# 21.7-pound California bass flirts with history



## Hamilton Reef (Jan 20, 2000)

21.7-pound California bass flirts with history
Dixon Lake bucketmouth ranks as the fourth heaviest of all-time

"It released a few eggs before it was weighed and it had apparently laid some eggs the night before," Dickerson said. "It would have been close (to the world record mark of 22¼ pounds) and probably would have definitely been the state record."	

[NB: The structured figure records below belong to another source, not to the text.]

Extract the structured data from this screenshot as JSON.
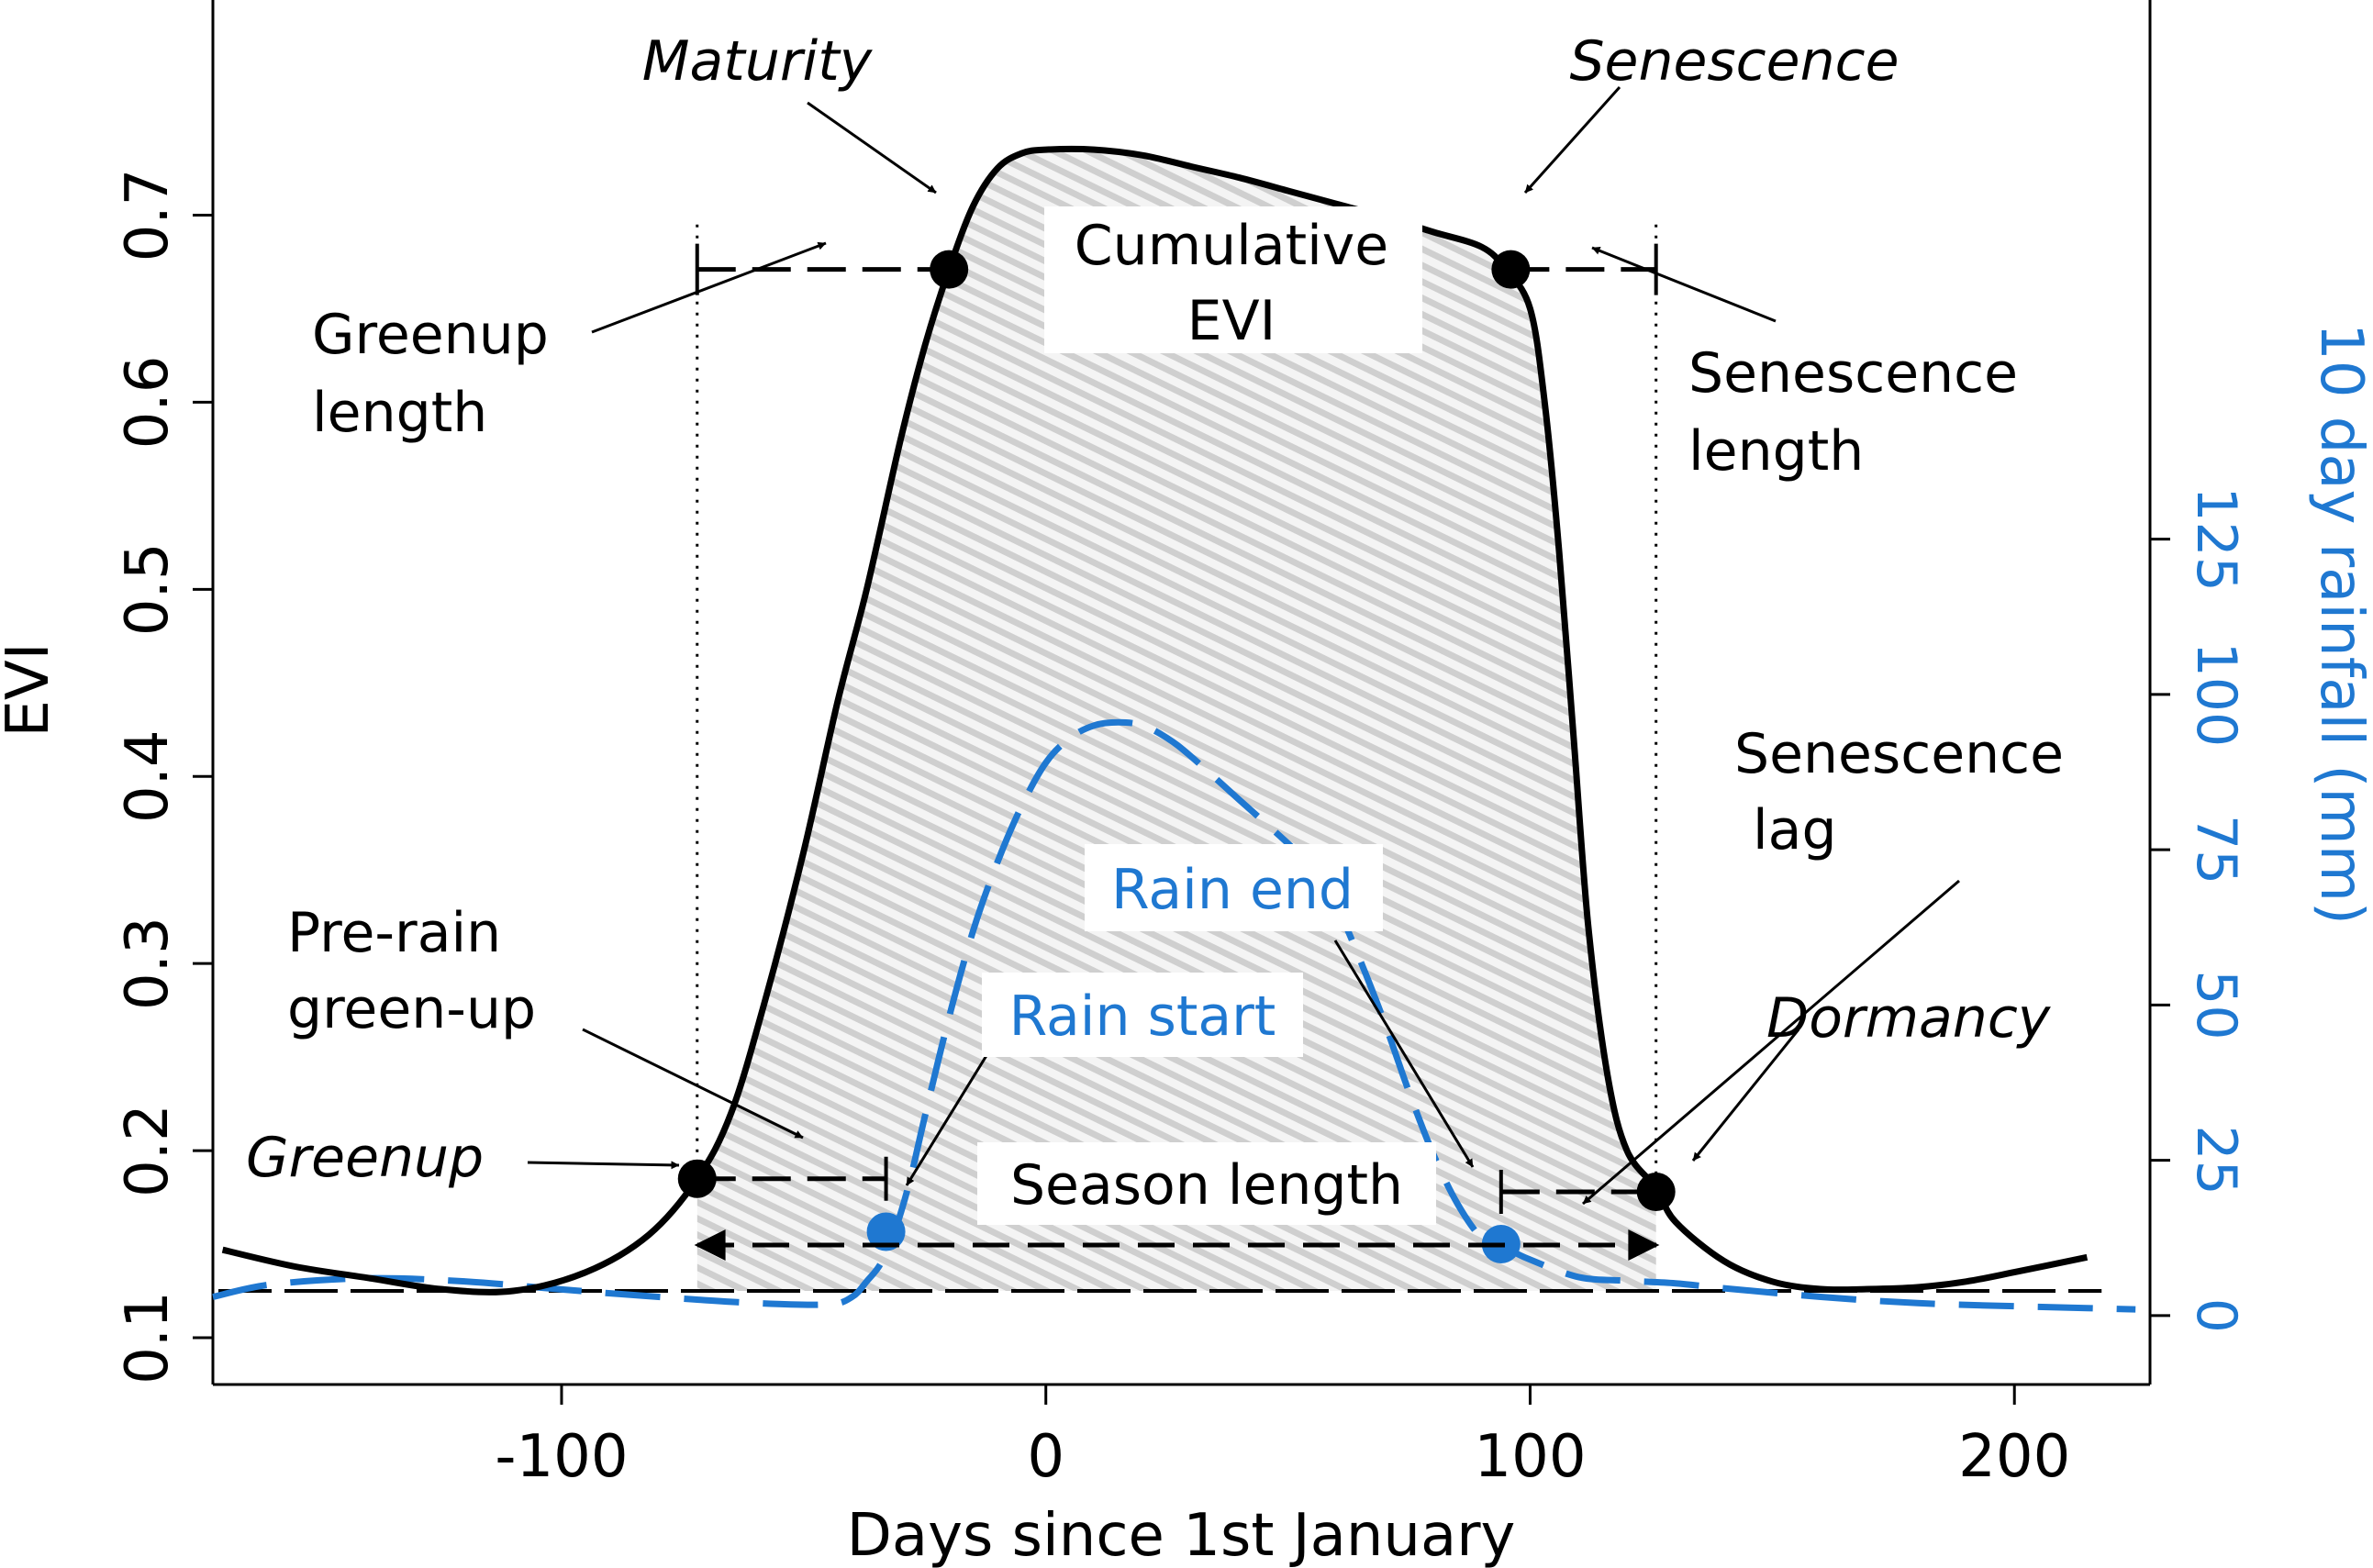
{
  "chart_data": {
    "type": "line",
    "xlabel": "Days since 1st January",
    "ylabel": "EVI",
    "ylabel_right": "10 day rainfall (mm)",
    "xlim": [
      -172,
      228
    ],
    "ylim": [
      0.075,
      0.815
    ],
    "ylim_right": [
      -11.1,
      211.8
    ],
    "x_ticks": [
      -100,
      0,
      100,
      200
    ],
    "y_ticks": [
      0.1,
      0.2,
      0.3,
      0.4,
      0.5,
      0.6,
      0.7
    ],
    "y_ticks_right": [
      0,
      25,
      50,
      75,
      100,
      125
    ],
    "colors": {
      "evi": "#000000",
      "rain": "#1f78d1",
      "fill": "#d9d9d9"
    },
    "series": [
      {
        "name": "EVI",
        "axis": "left",
        "x": [
          -170,
          -155,
          -140,
          -125,
          -110,
          -95,
          -82,
          -72,
          -65,
          -58,
          -50,
          -43,
          -37,
          -30,
          -25,
          -20,
          -15,
          -10,
          -5,
          0,
          10,
          20,
          30,
          40,
          50,
          60,
          70,
          80,
          90,
          95,
          100,
          103,
          106,
          109,
          112,
          116,
          120,
          126,
          130,
          140,
          150,
          160,
          170,
          180,
          190,
          200,
          215
        ],
        "values": [
          0.147,
          0.138,
          0.132,
          0.126,
          0.125,
          0.135,
          0.155,
          0.185,
          0.22,
          0.28,
          0.36,
          0.44,
          0.5,
          0.58,
          0.63,
          0.671,
          0.705,
          0.725,
          0.733,
          0.735,
          0.735,
          0.732,
          0.726,
          0.72,
          0.713,
          0.706,
          0.699,
          0.691,
          0.683,
          0.671,
          0.65,
          0.6,
          0.52,
          0.42,
          0.32,
          0.24,
          0.2,
          0.18,
          0.162,
          0.141,
          0.13,
          0.126,
          0.126,
          0.127,
          0.13,
          0.135,
          0.143
        ]
      },
      {
        "name": "10 day rainfall",
        "axis": "right",
        "x": [
          -172,
          -160,
          -140,
          -120,
          -100,
          -80,
          -60,
          -45,
          -40,
          -37,
          -34,
          -31,
          -28,
          -25,
          -20,
          -15,
          -10,
          -5,
          0,
          5,
          10,
          15,
          20,
          25,
          30,
          40,
          50,
          55,
          60,
          65,
          70,
          75,
          80,
          85,
          90,
          94,
          96,
          100,
          110,
          120,
          130,
          140,
          160,
          180,
          200,
          215,
          225
        ],
        "values": [
          3,
          5,
          6,
          5.5,
          4.2,
          3,
          2,
          1.8,
          3,
          5.5,
          8.5,
          14,
          22,
          32,
          48,
          62,
          73,
          82,
          89,
          93,
          95,
          95.5,
          95,
          93,
          90,
          83,
          76,
          72,
          66,
          57,
          47,
          36,
          26,
          18,
          12.5,
          11.5,
          10.5,
          9,
          6.2,
          5.6,
          5.2,
          4.4,
          3,
          2,
          1.5,
          1.2,
          1
        ]
      }
    ],
    "baseline_evi": 0.125,
    "points": [
      {
        "label": "Greenup",
        "x": -72,
        "y": 0.185,
        "axis": "left",
        "color": "black"
      },
      {
        "label": "Maturity",
        "x": -20,
        "y": 0.671,
        "axis": "left",
        "color": "black"
      },
      {
        "label": "Senescence",
        "x": 96,
        "y": 0.671,
        "axis": "left",
        "color": "black"
      },
      {
        "label": "Dormancy",
        "x": 126,
        "y": 0.178,
        "axis": "left",
        "color": "black"
      },
      {
        "label": "Rain start",
        "x": -33,
        "y": 13.5,
        "axis": "right",
        "color": "blue"
      },
      {
        "label": "Rain end",
        "x": 94,
        "y": 11.5,
        "axis": "right",
        "color": "blue"
      }
    ],
    "annotations": {
      "maturity": "Maturity",
      "senescence": "Senescence",
      "cumulative_line1": "Cumulative",
      "cumulative_line2": "EVI",
      "greenup_length_line1": "Greenup",
      "greenup_length_line2": "length",
      "senescence_length_line1": "Senescence",
      "senescence_length_line2": "length",
      "senescence_lag_line1": "Senescence",
      "senescence_lag_line2": "lag",
      "rain_end": "Rain end",
      "rain_start": "Rain start",
      "pre_rain_line1": "Pre-rain",
      "pre_rain_line2": "green-up",
      "dormancy": "Dormancy",
      "greenup": "Greenup",
      "season_length": "Season length"
    }
  }
}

http://espn.go.com/outdoors/bassmaster/s/b_fea_bass_CA_21.7lbs_030604.html


----------



## Thunderhead (Feb 2, 2002)

HOLY SMOKES !!!!! What a honker !!!!!

That baby would have been hangin on my wall !!


----------



## maxemus (Jan 13, 2002)

TOOOO SWEEETT!!


----------



## flyrod4steelhead (Mar 14, 2002)

Now that gives a new meaning to the term "Bucket Mouth."  Wow. I couldn't even imagine the fight that it would give


----------



## rabbit whacker (Jan 22, 2003)

That is a big fish. THat had to be pretty exciting


----------



## PrtyMolusk (Aug 13, 2000)

Howdy-

Wow! And to think I lived about 25 minutes away from that resevoir but never fished it.....


----------



## DZtaxidermy (Mar 26, 2002)

Shoot, I've caught one that big before! LOL!


----------